Coates and the organizers of the Tokyo Olympics answered 11 questions at a news conference on Friday. All 11 were about the virus or the presence of Chinese athletes in 19 remaining test events in Japan, or about Chinese fans, or repeated questions seeking assurance that the games will continue as planned.

A Japanese reporter asked Tokyo chairman of the organizing committee Yoshiro Mori if, given the progress of the games, there is any “organizational change” in the way the games are played.


“No, not at this stage. We are not thinking about such a possibility, ”said Mori, a former Japanese prime minister, speaking in Japanese.

Mori, Coates and CEO Toshiro Muto looked somber sitting at a head table, having essentially asked the same question over and over.

"We can confirm that Tokyo 2020 remains on track " Coates said in his opening statement.


Coates A CNN reporter was asked if he was 100% confident that the Tokyo Olympics would continue as scheduled and open on July 24.

"Yes," he replied.

Coates talked positively about watching Chinese athletes closely and talked optimistically about their possible presence in Tokyo, where they would probably join a team of 600 athletes – one of the largest delegations.

"We also continue to monitor, mainly the Chinese who will come here" Coates said. "You will see that the Chinese teams are outside China. These are the athletes and officials."

He did not offer specific numbers.

Others outside the Olympic circle are not sure of the course of the virus outbreak.

"Frankly, there is no guarantee that the outbreak will end before the Olympics, because we have no scientific basis to say that," said Shigeru Omi, a former WHO regional director and specialist in infectious diseases at Japan, said Thursday.
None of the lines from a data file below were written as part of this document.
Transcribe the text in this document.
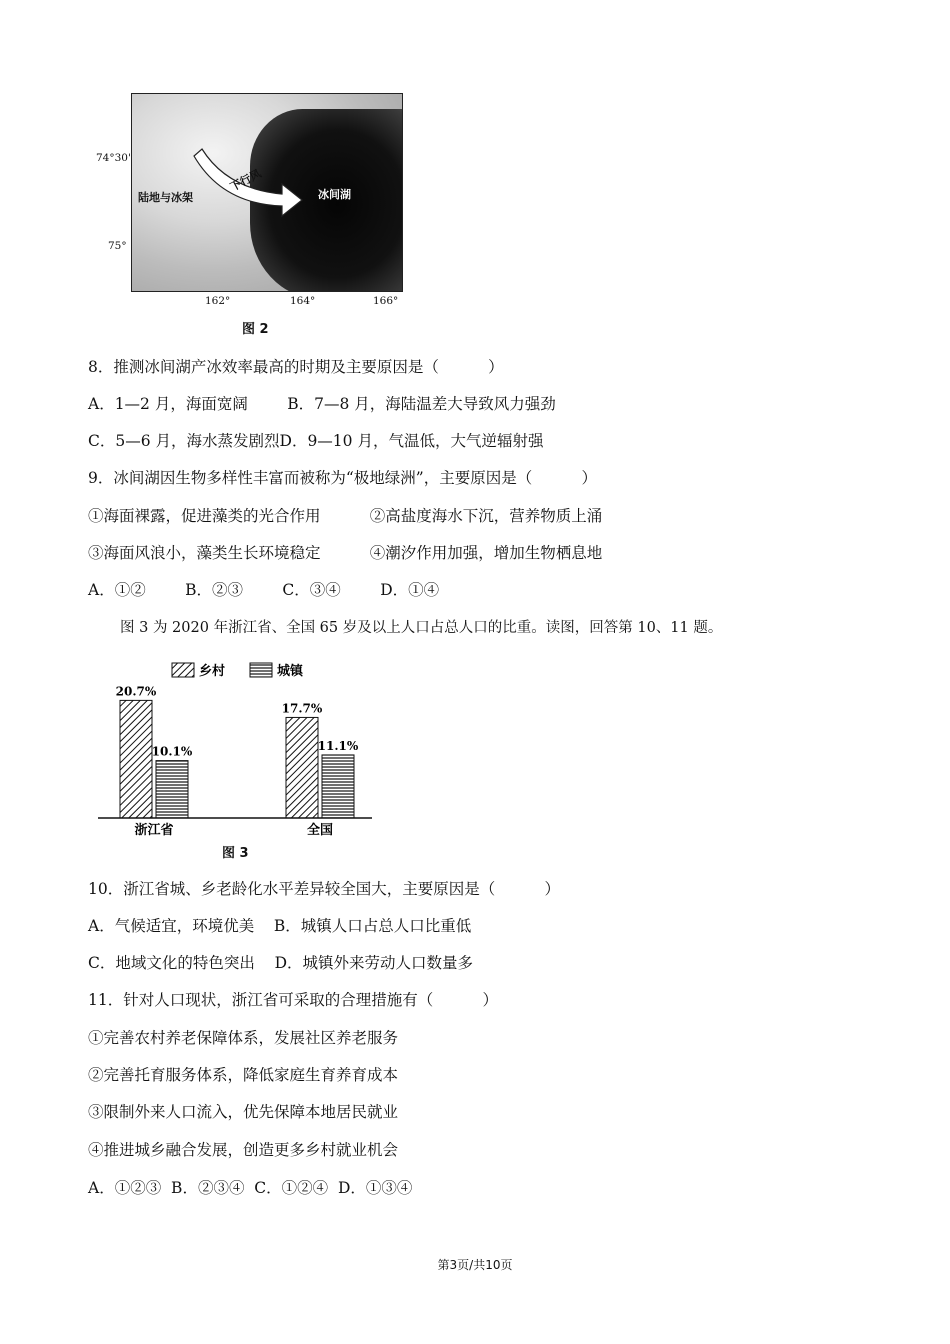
74°30'
75°
陆地与冰架
下行风
冰间湖
162°	164°	166°
图 2
8．推测冰间湖产冰效率最高的时期及主要原因是（          ）
A．1—2 月，海面宽阔        B．7—8 月，海陆温差大导致风力强劲
C．5—6 月，海水蒸发剧烈D．9—10 月，气温低，大气逆辐射强
9．冰间湖因生物多样性丰富而被称为“极地绿洲”，主要原因是（          ）
①海面裸露，促进藻类的光合作用          ②高盐度海水下沉，营养物质上涌
③海面风浪小，藻类生长环境稳定          ④潮汐作用加强，增加生物栖息地
A．①②        B．②③        C．③④        D．①④
图 3 为 2020 年浙江省、全国 65 岁及以上人口占总人口的比重。读图，回答第 10、11 题。
乡村	城镇
20.7%
10.1%
浙江省
17.7%
11.1%
全国
图 3
10．浙江省城、乡老龄化水平差异较全国大，主要原因是（          ）
A．气候适宜，环境优美    B．城镇人口占总人口比重低
C．地域文化的特色突出    D．城镇外来劳动人口数量多
11．针对人口现状，浙江省可采取的合理措施有（          ）
①完善农村养老保障体系，发展社区养老服务
②完善托育服务体系，降低家庭生育养育成本
③限制外来人口流入，优先保障本地居民就业
④推进城乡融合发展，创造更多乡村就业机会
A．①②③  B．②③④  C．①②④  D．①③④
第3页/共10页
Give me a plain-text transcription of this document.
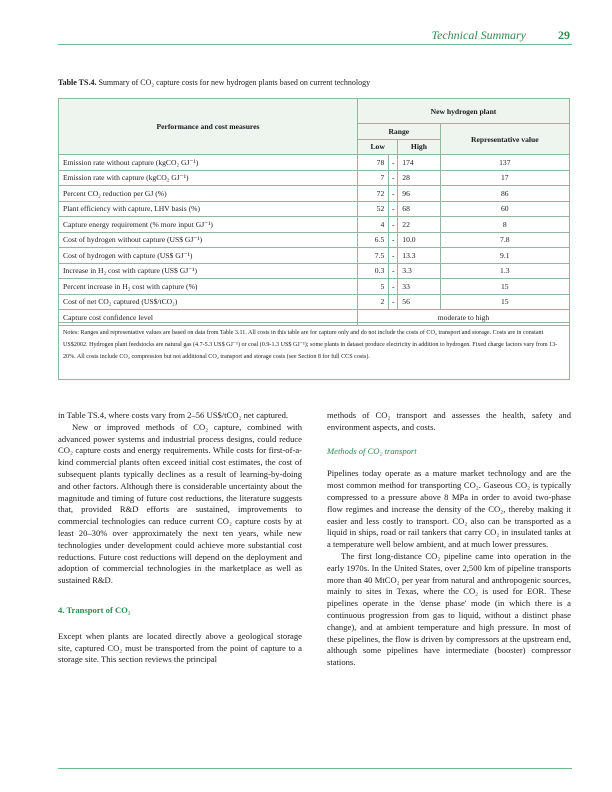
Technical Summary	29
Table TS.4. Summary of CO₂ capture costs for new hydrogen plants based on current technology
Performance and cost measures	New hydrogen plant			
	Range			Representative value
	Low		High	
Emission rate without capture (kgCO₂ GJ⁻¹)	78	-	174	137
Emission rate with capture (kgCO₂ GJ⁻¹)	7	-	28	17
Percent CO₂ reduction per GJ (%)	72	-	96	86
Plant efficiency with capture, LHV basis (%)	52	-	68	60
Capture energy requirement (% more input GJ⁻¹)	4	-	22	8
Cost of hydrogen without capture (US$ GJ⁻¹)	6.5	-	10.0	7.8
Cost of hydrogen with capture (US$ GJ⁻¹)	7.5	-	13.3	9.1
Increase in H₂ cost with capture (US$ GJ⁻¹)	0.3	-	3.3	1.3
Percent increase in H₂ cost with capture (%)	5	-	33	15
Cost of net CO₂ captured (US$/tCO₂)	2	-	56	15
Capture cost confidence level	moderate to high			
Notes: Ranges and representative values are based on data from Table 3.11. All costs in this table are for capture only and do not include the costs of CO₂ transport and storage. Costs are in constant US$2002. Hydrogen plant feedstocks are natural gas (4.7-5.3 US$ GJ⁻¹) or coal (0.9-1.3 US$ GJ⁻¹); some plants in dataset produce electricity in addition to hydrogen. Fixed charge factors vary from 13-20%. All costs include CO₂ compression but not additional CO₂ transport and storage costs (see Section 8 for full CCS costs).

in Table TS.4, where costs vary from 2–56 US$/tCO₂ net captured.

New or improved methods of CO₂ capture, combined with advanced power systems and industrial process designs, could reduce CO₂ capture costs and energy requirements. While costs for first-of-a-kind commercial plants often exceed initial cost estimates, the cost of subsequent plants typically declines as a result of learning-by-doing and other factors. Although there is considerable uncertainty about the magnitude and timing of future cost reductions, the literature suggests that, provided R&D efforts are sustained, improvements to commercial technologies can reduce current CO₂ capture costs by at least 20–30% over approximately the next ten years, while new technologies under development could achieve more substantial cost reductions. Future cost reductions will depend on the deployment and adoption of commercial technologies in the marketplace as well as sustained R&D.

4. Transport of CO₂

Except when plants are located directly above a geological storage site, captured CO₂ must be transported from the point of capture to a storage site. This section reviews the principal

methods of CO₂ transport and assesses the health, safety and environment aspects, and costs.

Methods of CO₂ transport

Pipelines today operate as a mature market technology and are the most common method for transporting CO₂. Gaseous CO₂ is typically compressed to a pressure above 8 MPa in order to avoid two-phase flow regimes and increase the density of the CO₂, thereby making it easier and less costly to transport. CO₂ also can be transported as a liquid in ships, road or rail tankers that carry CO₂ in insulated tanks at a temperature well below ambient, and at much lower pressures.

The first long-distance CO₂ pipeline came into operation in the early 1970s. In the United States, over 2,500 km of pipeline transports more than 40 MtCO₂ per year from natural and anthropogenic sources, mainly to sites in Texas, where the CO₂ is used for EOR. These pipelines operate in the 'dense phase' mode (in which there is a continuous progression from gas to liquid, without a distinct phase change), and at ambient temperature and high pressure. In most of these pipelines, the flow is driven by compressors at the upstream end, although some pipelines have intermediate (booster) compressor stations.
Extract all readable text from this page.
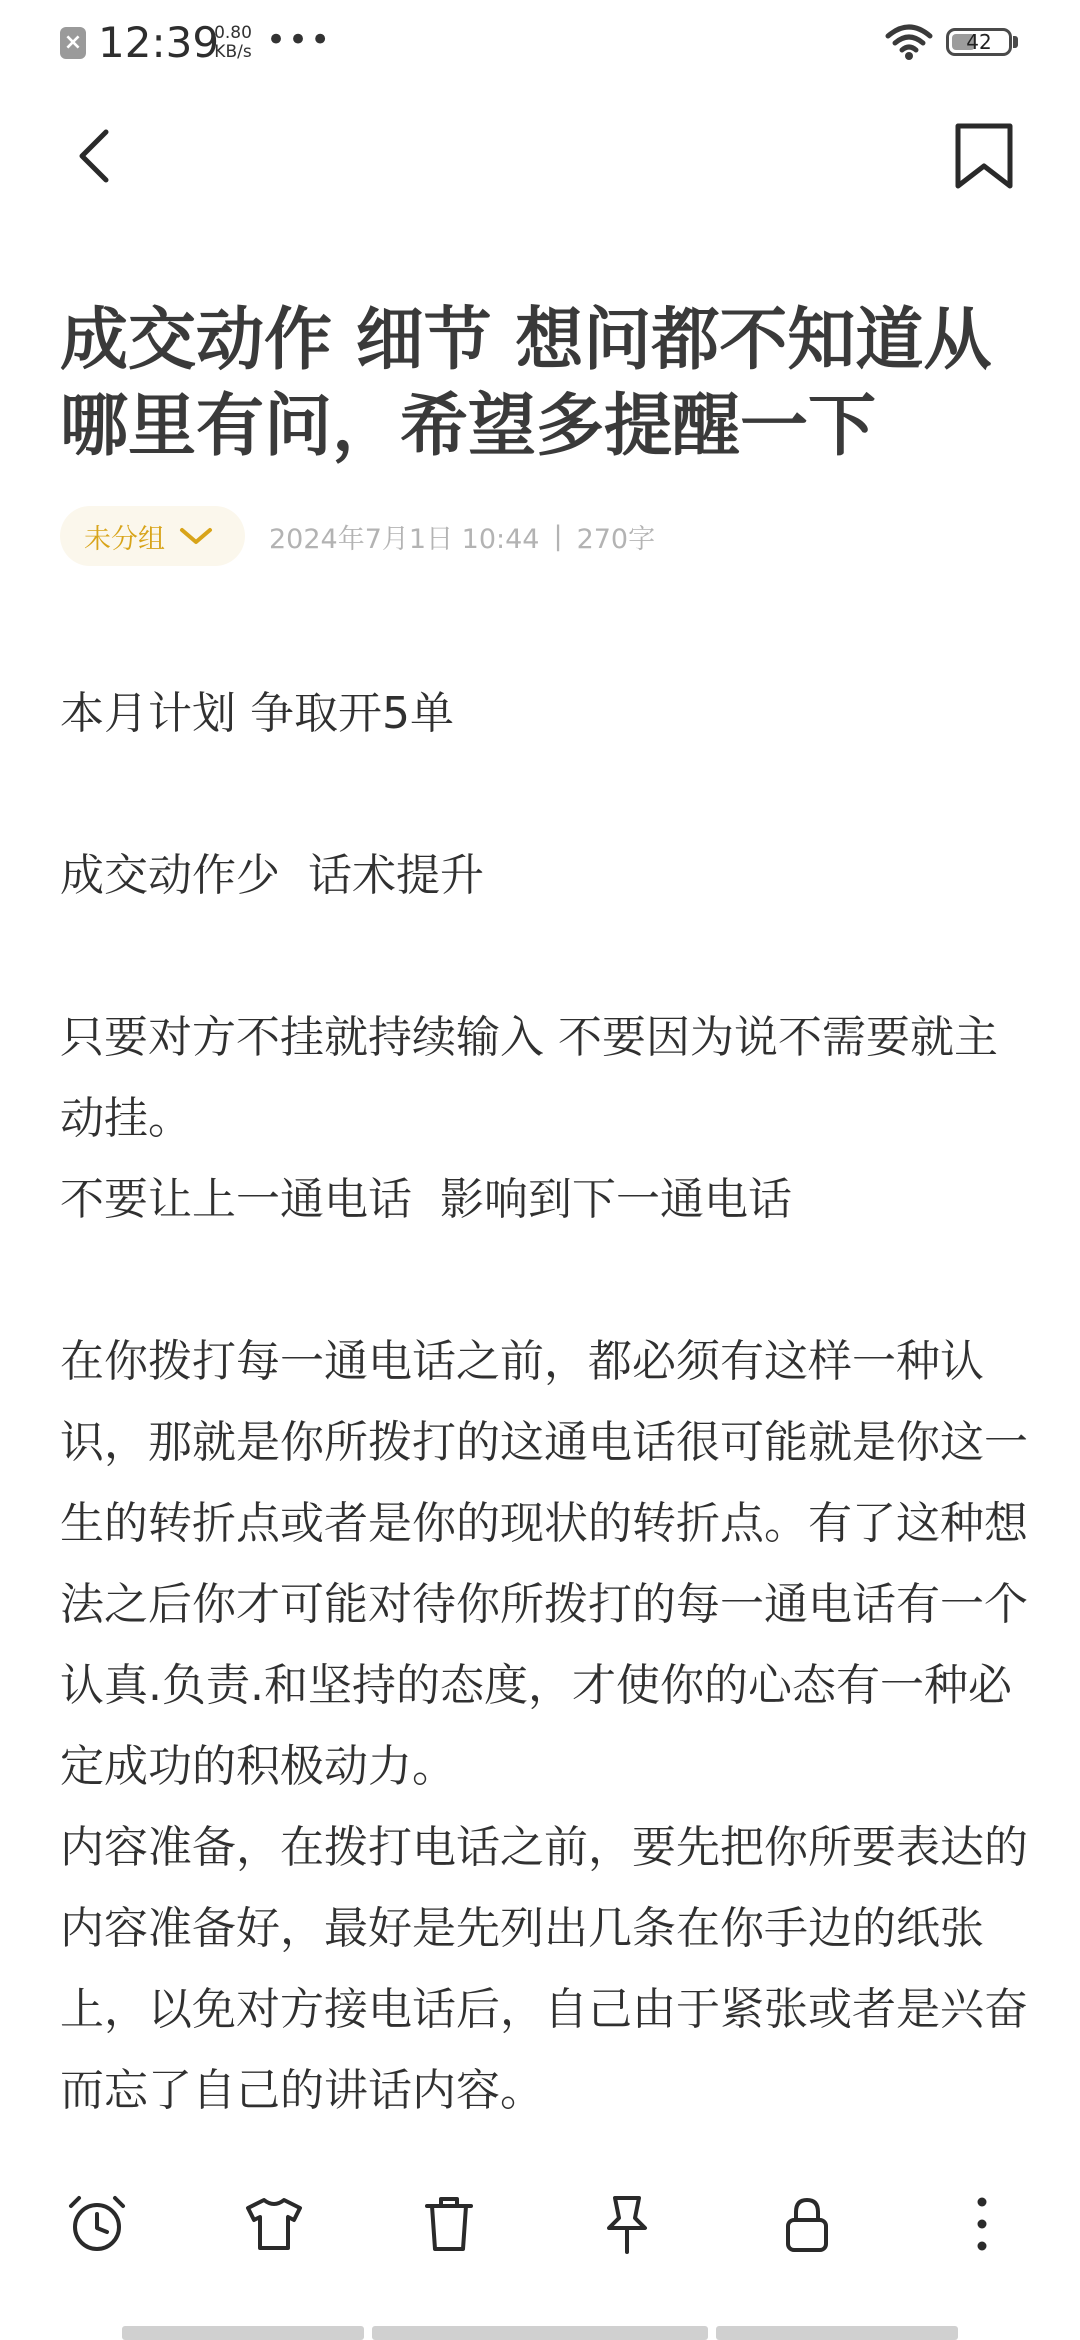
× 12:39
0.80
KB/s •••	42
成交动作 细节 想问都不知道从哪里有问，希望多提醒一下
未分组	2024年7月1日 10:44 | 270字

本月计划 争取开5单

成交动作少  话术提升

只要对方不挂就持续输入 不要因为说不需要就主动挂。

不要让上一通电话  影响到下一通电话

在你拨打每一通电话之前，都必须有这样一种认识，那就是你所拨打的这通电话很可能就是你这一生的转折点或者是你的现状的转折点。有了这种想法之后你才可能对待你所拨打的每一通电话有一个认真.负责.和坚持的态度，才使你的心态有一种必定成功的积极动力。

内容准备，在拨打电话之前，要先把你所要表达的内容准备好，最好是先列出几条在你手边的纸张上，以免对方接电话后，自己由于紧张或者是兴奋而忘了自己的讲话内容。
"So there is no point in predicting a time when it can come to an end," he added. “We must assume that the virus is already spreading across Japan. People must understand that we cannot rely solely on border control to prevent the spread of the disease. "

Mark Woolhouse, professor of infectious disease epidemiology at the University of Edinburgh, told the Associated Press in an email: "I don't think anyone can now safely predict the state of affairs in late summer."

"A little word of caution," he added. “Flu is considered a winter infection in the northern hemisphere. But when we found a new strain in 2009-10 – a pandemic strain or swine flu – we saw cases in the summer months. "

This is not particularly good news, where many talk about the hot and humid climate Tokyo summer taking its toll.

The AP requested, but an interview with Dr. Richard Budgett, the COIMedical and scientific director who was at the Tokyo for meetings.

The dynamic growth of the Olympics makes any change of schedule difficult.

About 73% of COIThe $ 5.7 billion revenue in a four-year Olympic cycle comes from the broadcast rights of networks like NBC and NHK in Japan. Withdrawing the Olympics back for two months would conflict in North America with a plate full of sports broadcasts: NFL, NBA, baseball and college football.

There is also the question of millions of tickets sold, flights and hotels booked and $ 3 billion in local sponsorships sold in Japan with advertisers expecting some results for their expenses.

A reporter for the Chinese news agency Xinhua asked if Jack Ma, the founder of Alibaba – one of the main Olympic sponsors – would be free to attend the Olympics, despite being from one of the two provinces and having been the most affected by the attacks. virus.

"It depends on where he is on vacation before he comes here" Coates he said, telling one of the few jokes of the night. "Whoever you are, you must comply with the rules of the Japanese (immigration) authorities."